If kids aren't hungry first thing in the morning, be sure to pack a breakfast that they can eat a little later on the bus or between classes. Fresh fruit, cereal, nuts, or half a peanut butter and banana sandwich are nutritious, easy to make, and easy for kids to take along. You also may want to check out the breakfasts available at school or daycare. Some offer breakfasts and provide them for free or at reduced prices for families with limited incomes.

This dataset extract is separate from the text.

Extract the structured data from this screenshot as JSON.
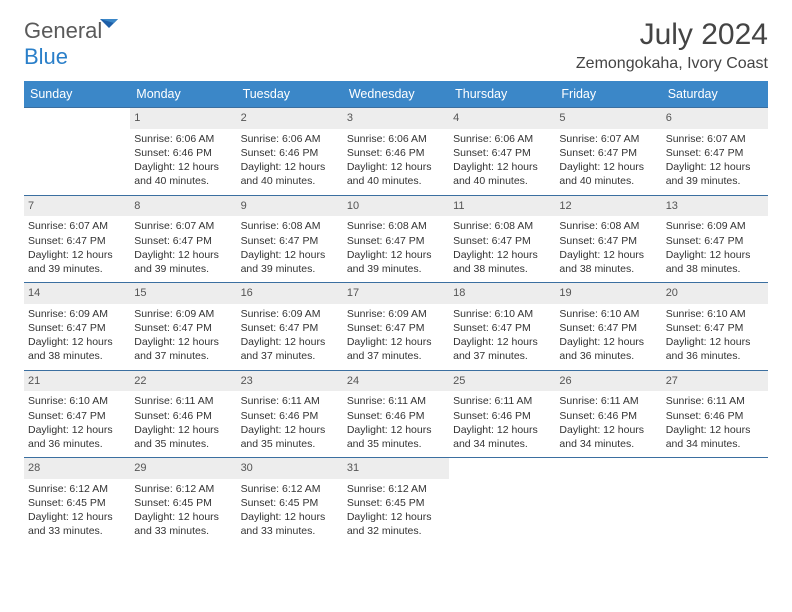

If your kids eat breakfast outside the home, talk with them about how to make healthy selections.
What not to serve for breakfast is important too. Sure, toaster pastries and some breakfast bars are portable, easy, and appealing to kids. But many have no more nutritional value than a candy bar and are high in sugar and calories. Read the nutrition labels carefully before you toss these breakfast bars and pastries into your shopping cart. The morning meal doesn't have to be all about traditional breakfast items. You can mix it up to include different foods, even the leftovers from last night's dinner, and still provide the nutrients and energy kids need for the day.
Try to serve a balanced breakfast that includes some carbohydrates , protein, and fiber. Carbs are a good source of immediate energy for the body. Energy from protein tends to kick in after the carbs are used up. Fiber helps provide a feeling of fullness and, therefore, discourages overeating.
And when combined with heathy drinks , fiber helps move food through the digestive system, preventing constipation and lowering cholesterol. And don't forget how important your good example is. Let your kids see you making time to enjoy breakfast every day.